The $1.8 million grant is part of a National Institutes of Health initiative to study the rapid acceleration of tests associated with the COVID-19 pandemic.

The university’s Center for American Indian and Rural Health Equity, or CAIRHE, will lead the two-year study in partnership with the University of Washington.

The $1.4 billion NIH program was started in the initial phases of the pandemic to help scale up testing across the country, according to the project description.
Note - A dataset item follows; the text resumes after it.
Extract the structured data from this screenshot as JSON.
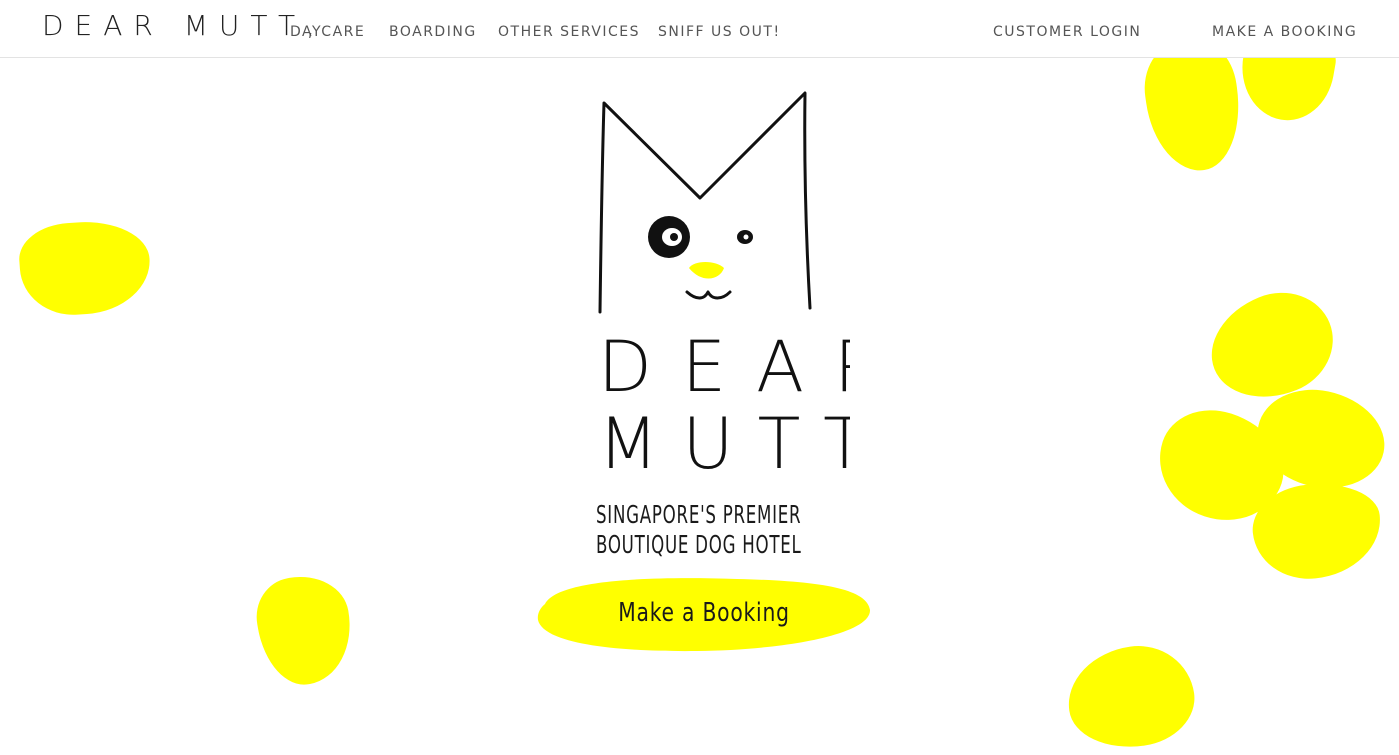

A portion of those NIH dollars is specifically for underserved and vulnerable populations that are hardest hit by the virus.
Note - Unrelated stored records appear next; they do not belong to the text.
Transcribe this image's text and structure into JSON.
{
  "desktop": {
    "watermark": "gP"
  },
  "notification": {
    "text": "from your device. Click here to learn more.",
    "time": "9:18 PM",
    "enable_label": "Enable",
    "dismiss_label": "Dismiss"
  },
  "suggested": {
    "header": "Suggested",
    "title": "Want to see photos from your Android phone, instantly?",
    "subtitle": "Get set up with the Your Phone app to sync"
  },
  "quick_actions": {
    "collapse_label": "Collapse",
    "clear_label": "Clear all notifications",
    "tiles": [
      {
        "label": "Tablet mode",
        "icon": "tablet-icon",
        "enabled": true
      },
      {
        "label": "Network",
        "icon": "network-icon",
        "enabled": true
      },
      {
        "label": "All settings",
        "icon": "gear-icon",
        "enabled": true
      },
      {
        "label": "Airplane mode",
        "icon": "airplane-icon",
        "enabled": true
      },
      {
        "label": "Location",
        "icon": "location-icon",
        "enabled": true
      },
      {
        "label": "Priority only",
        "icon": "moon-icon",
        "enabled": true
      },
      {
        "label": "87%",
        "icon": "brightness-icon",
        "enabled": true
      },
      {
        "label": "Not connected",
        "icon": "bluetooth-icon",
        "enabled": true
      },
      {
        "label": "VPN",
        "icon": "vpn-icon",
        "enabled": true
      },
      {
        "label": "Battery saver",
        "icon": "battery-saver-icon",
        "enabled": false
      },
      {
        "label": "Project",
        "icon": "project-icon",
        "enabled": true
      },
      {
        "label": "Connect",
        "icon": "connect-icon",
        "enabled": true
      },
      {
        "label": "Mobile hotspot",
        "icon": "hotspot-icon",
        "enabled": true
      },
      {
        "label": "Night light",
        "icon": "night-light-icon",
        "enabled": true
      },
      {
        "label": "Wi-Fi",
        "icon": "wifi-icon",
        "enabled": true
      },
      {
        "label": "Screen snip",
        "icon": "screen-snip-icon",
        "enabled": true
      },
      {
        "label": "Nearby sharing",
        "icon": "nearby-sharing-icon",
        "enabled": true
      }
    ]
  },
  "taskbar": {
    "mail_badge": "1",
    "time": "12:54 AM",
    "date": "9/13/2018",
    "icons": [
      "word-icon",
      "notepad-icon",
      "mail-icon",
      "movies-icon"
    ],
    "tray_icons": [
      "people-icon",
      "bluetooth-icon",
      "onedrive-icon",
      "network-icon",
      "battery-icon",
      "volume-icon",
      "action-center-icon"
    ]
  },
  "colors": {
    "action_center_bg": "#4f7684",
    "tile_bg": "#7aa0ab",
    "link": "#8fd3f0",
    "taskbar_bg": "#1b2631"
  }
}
“Underserved communities, particularly tribes, have some of the greatest health disparities in the state due to many factors, including lack of health care, poverty and food insecurity due to current and historic injustice,” said Alexandra Adams, director of CAIRHE and main researcher for the new study.
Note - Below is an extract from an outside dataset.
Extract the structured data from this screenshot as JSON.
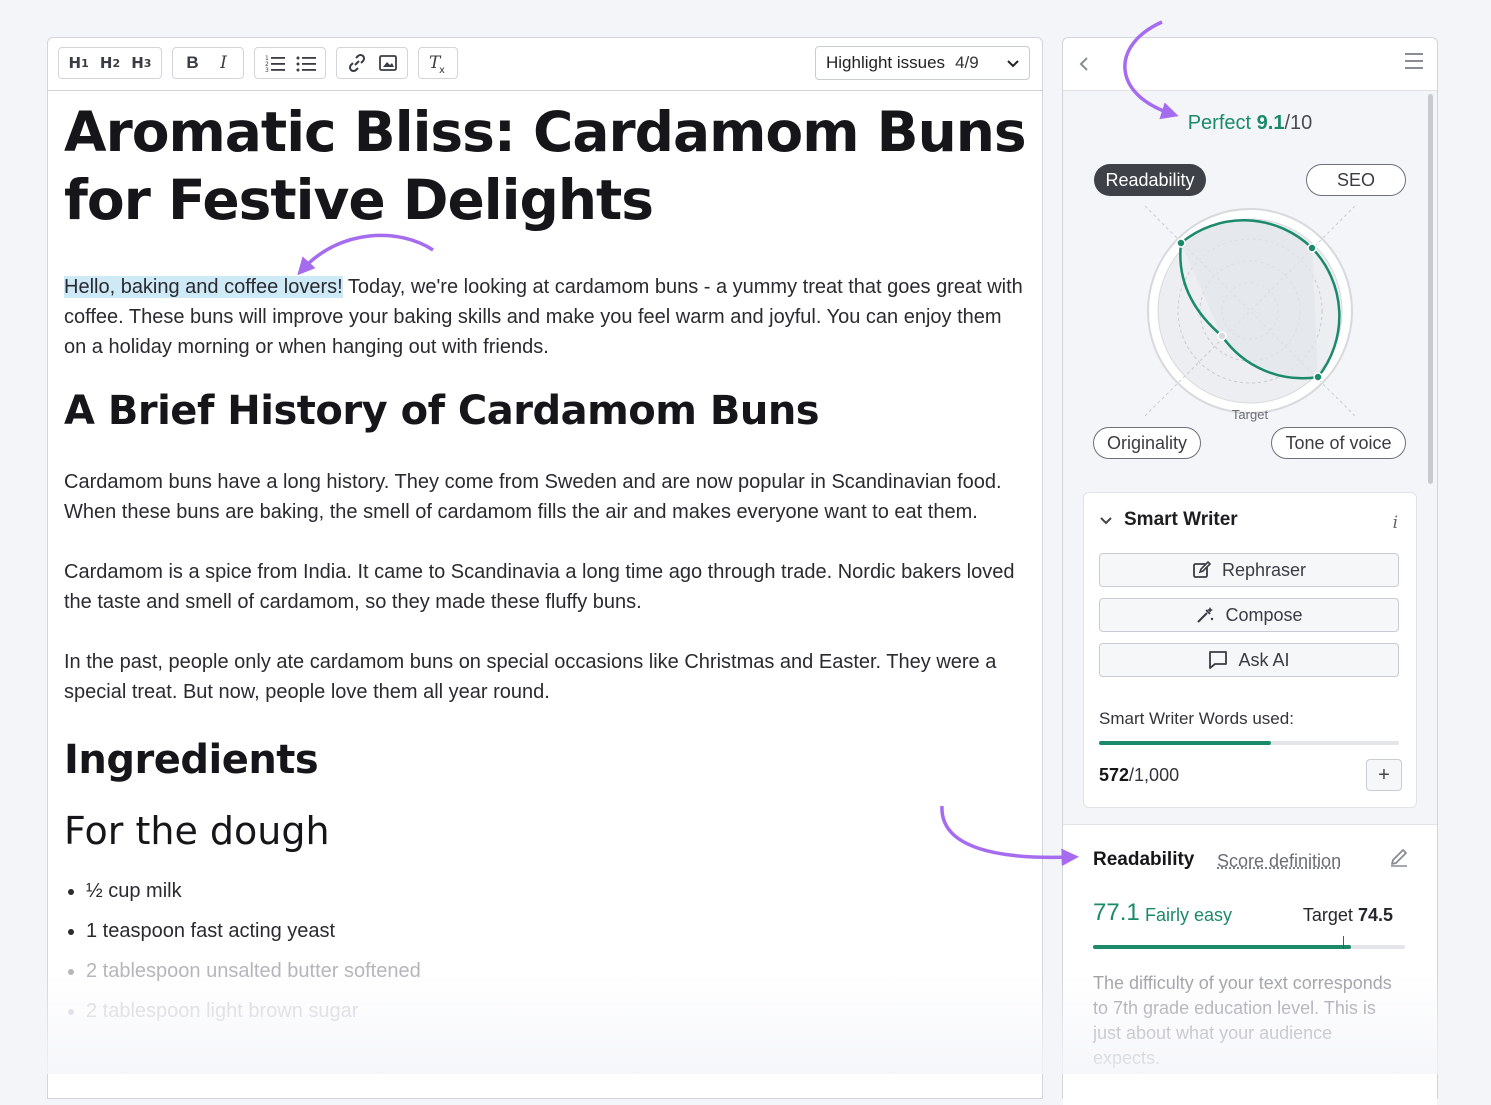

In an email to the Chronicle, Adams said those issues increase rates of chronic disease, which, combined with issues accessing COVID testing and the inability to quarantine due to overcrowded housing, leads to increased death rates.

The project has identified two sites to study the usability of home-tests, the Flathead Reservation with the Confederated Salish and Kootenai Tribes in Montana and Yakima Valley’s large Latino population in Washington.

Adams said the researchers chose the two underserved areas because MSU and UW have a history of working there.

“These two communities are also connected by migrant workers (who) move between the communities for work,” she said.

The Flathead site will recruit 200 participants who will be randomly divided into two testing groups. The passive testing group will receive tests kits via mail and an active testing group will get test kits delivered to their home, with the support of a community health worker.

The Yakima Valley research site will be structured similarly.

Researchers are expecting that home-based testing will be more efficient and better accepted when the test kits are delivered to their door by community members in the active testing group.

Participants at both locations will also receive culturally adapted printed and video instructions and a survey on their current symptoms and medical conditions, according to a news release.

Adams said the study will use test kits the researchers create, but they are working with several companies to try to obtain home-based tests that were recently approved by the Food and Drug Administration.

The study is funded for two years but Adams said the majority of the work would need to be completed in the first year. The results will then be used to help Montana and Washington better serve their Native and Latino populations, she said.

The Montana part of the project will be led by Adams and Selena Ahmed at CAIRHE and Virgil Dupuis and Wendy Westbroek at Salish Kootenai College.

MSU will head the study but has partnered with entities in Montana and Washington, including the University of Washington’s School of Medicine and Institute of Translational Health Serves, Seattle’s Fred Hutchinson Cancer Research Center in Seattle, Salish Kootenai College and the Confederated Salish and Kootenai Tribes.

Each study location will have its own local advisory board.

Jason Carter, MSU vice president for research, economic development and graduate education, said in a statement that the CAIRHE team is experienced in building meaningful and impactful partnerships.

“Montana State is committed to building, strong, equitable and sustainable partnerships with tribal nations, as well as the University of Washington’s ITHS program,” he said.

Adams said the goal is to make COVID-19 testing easier and more understandable to underserved populations to help reduce the spread of the virus.

“There is a lot of misinformation about COVID and misunderstanding of testing results,” she said. “We hope that our work will help make testing more accessible and the results easier to understand and act on.”